Sämtliche Teppiche mussten ohnehin entfernt werden, das Stockwerk wo unser Sohn schläft ist Katzenfreie Zone, zudem ging er zur Bioresonanz und Desensibilisierung.
Tägliches staubsaugen, feucht aufnehmen usw., Kleider wenn möglich im Trockner trocknen , alles zusammen funktioniert nun seit 13 (!) Jahren bestens, sollten wir irgendwann eine neue Katze haben, muss einfach vorab getestet werden ob sie kompatibel ist.

Hallo!

Ich hatte als Kind und Teenie schlimmes Asthma und Neurodermitis. Durfte nie Tiere (ok, außer Fische) haben, brauchte eine Katze nur anschauen und bekam Atemnot.

Da ich aber jahrelang dennoch ständig Kontakt zu Tieren (Hund, Katze, Pferd) und keine Beschwerden hatte (wohnten auf dem Land), habe ich mit 19 meinen langersehnten Hund bekommen.

Die gesundheitlichen Probleme bekam dann meine Mutter (!) nach einigen Monaten, obwohl ich der Allergiker in der Familie war. Den Hund hergeben wollten wir nicht so schnell.
Sie hat dann auch so eine Desensibilisierung gemacht. Hat recht lange gedauert, aber meine Mutter hat es durchgezogen und der Hund blieb bis an sein Lebensende bei uns.

Ich an eurer Stelle würde da nicht so schnell aufgeben und vor allem nicht schon wieder über ein neues Tier nachdenken, von dem ihr auch nicht wissen könnt, ob euer Kind nicht irgendwann drauf reagiert.

Ich hoffe, ihr findet einen Weg.
Alles Gute!

sonntagskind

(14) 30.05.17 - 08:38

Hi,

natürlich steht das Wohl deines Sohnes an erster Stelle und es ist naheliegend die Tiere zu vermitteln.

Helfen kann euch da das Tierheim oder eine Tierschutzinitiative. Die haben ein entsprechendes Netzwerk und helfen bei der Vorkontrolle.

Bitte atmet dann erst mal durch. Mich stört es wahnsinnig das die "alten Tiere " noch nicht einmal untergebracht sind und ihr denkt über neue nach.

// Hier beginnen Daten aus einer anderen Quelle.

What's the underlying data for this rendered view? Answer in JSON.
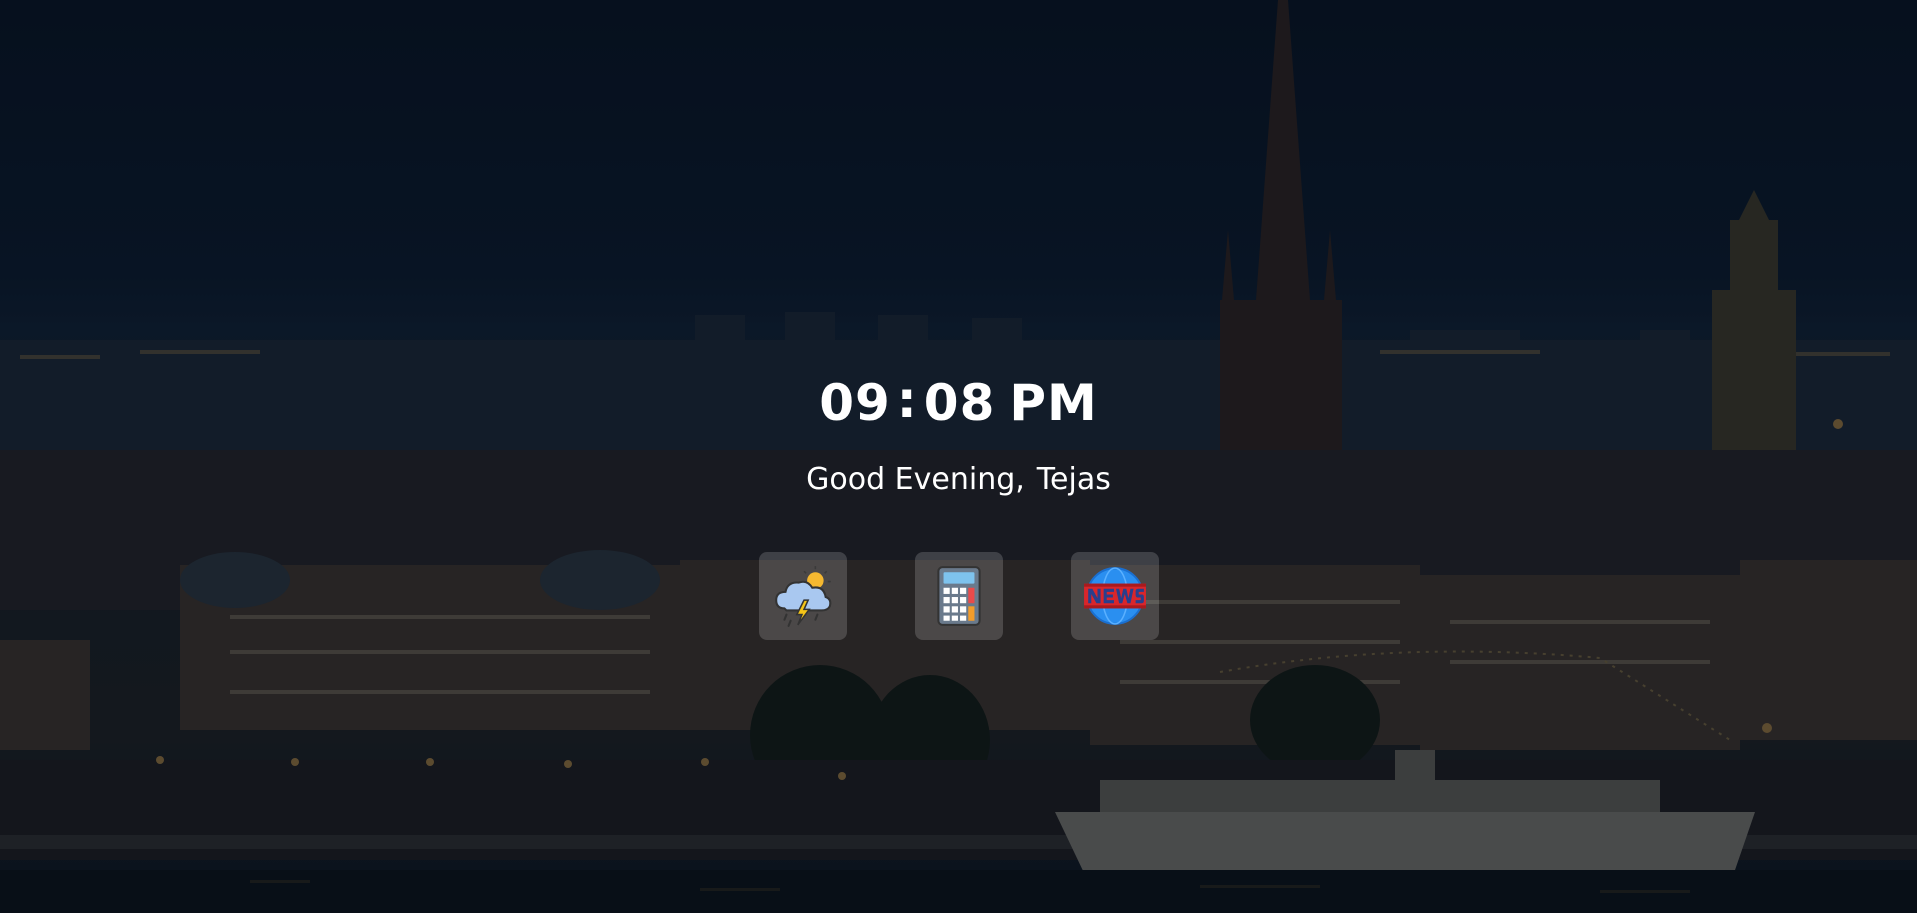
{
  "clock": {
    "hours": "09",
    "separator": ":",
    "minutes": "08",
    "ampm": "PM"
  },
  "greeting": {
    "text": "Good Evening,",
    "name": "Tejas"
  },
  "apps": [
    {
      "name": "weather",
      "icon": "weather-storm-icon"
    },
    {
      "name": "calculator",
      "icon": "calculator-icon"
    },
    {
      "name": "news",
      "icon": "news-globe-icon"
    }
  ],
  "colors": {
    "overlay": "#0b1424",
    "text": "#ffffff",
    "tile": "rgba(255,255,255,0.17)"
  }
}
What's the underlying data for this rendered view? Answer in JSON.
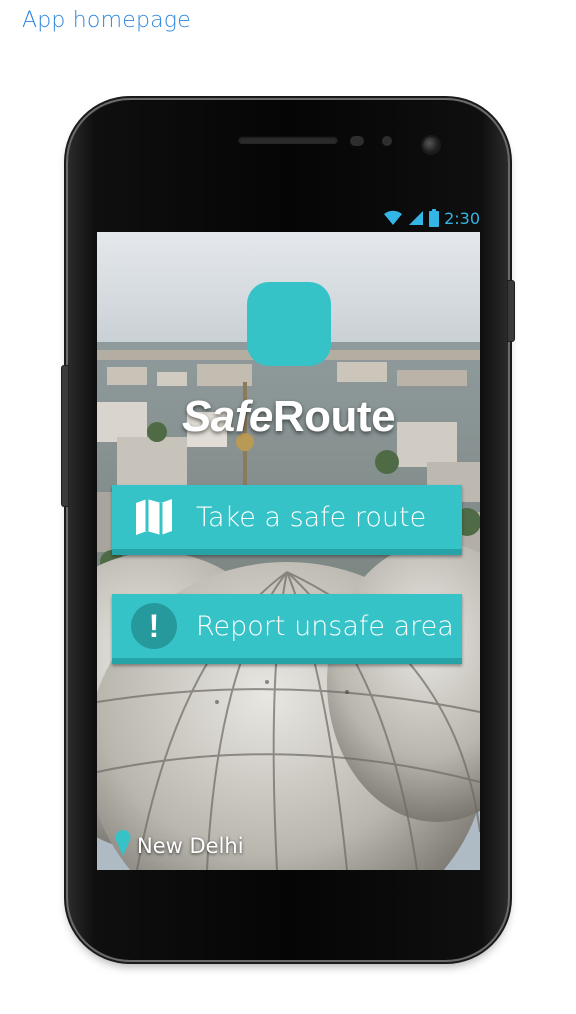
{
  "caption": "App homepage",
  "status_bar": {
    "time": "2:30",
    "icons": [
      "wifi-icon",
      "signal-icon",
      "battery-icon"
    ],
    "color": "#33b5e5"
  },
  "app": {
    "title_italic": "Safe",
    "title_rest": "Route",
    "accent_color": "#35c3c7"
  },
  "menu": [
    {
      "label": "Take a safe route",
      "icon": "map-icon"
    },
    {
      "label": "Report unsafe area",
      "icon": "exclamation-icon",
      "icon_glyph": "!"
    }
  ],
  "location": {
    "name": "New Delhi",
    "icon": "location-pin-icon"
  }
}
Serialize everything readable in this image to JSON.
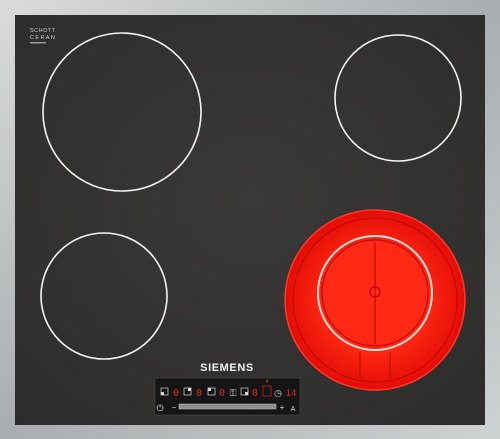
{
  "product": {
    "certification": {
      "lines": [
        "SCHOTT",
        "CERAN"
      ]
    },
    "brand": "SIEMENS"
  },
  "cooking_zones": [
    {
      "id": "front-left",
      "state": "off"
    },
    {
      "id": "rear-left",
      "state": "off"
    },
    {
      "id": "rear-right",
      "state": "off"
    },
    {
      "id": "front-right-dual",
      "state": "on",
      "color_on": "#ff1a10"
    }
  ],
  "control_panel": {
    "zone_levels": [
      "0",
      "0",
      "0",
      "0"
    ],
    "timer_readout": "14",
    "slider_minus": "−",
    "slider_plus": "+",
    "auto_label": "A",
    "power_symbol": "⏻",
    "lock_symbol": "⚿",
    "timer_symbol": "◷"
  },
  "colors": {
    "glass": "#333231",
    "frame": "#bfc2c3",
    "ring": "#f4f4f4",
    "heating": "#ff2412",
    "display": "#e0271b"
  }
}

Überleg mal welche Werte da vermittelt werden. Klappt es mit dem alten nicht, kauf halt ein neues. Klingt böser als es gemeint ist. Ich möchte nur verdeutlichen wo mir der Knackpunkt liegt.

Zeigt euerm Sohn erst einmal wieviel Arbeit es ist die Tiere gut unter zu bringen. Und wenn man das mit gutem Gewissen erledigt hat geht man gemeinsam die Möglichkeiten durch.

Ich empfehle für ältere Kinder auch immer gerne Ratten. Gesellig, gelehrig und bei entsprechender Pflege sehr,sehr zutraulich.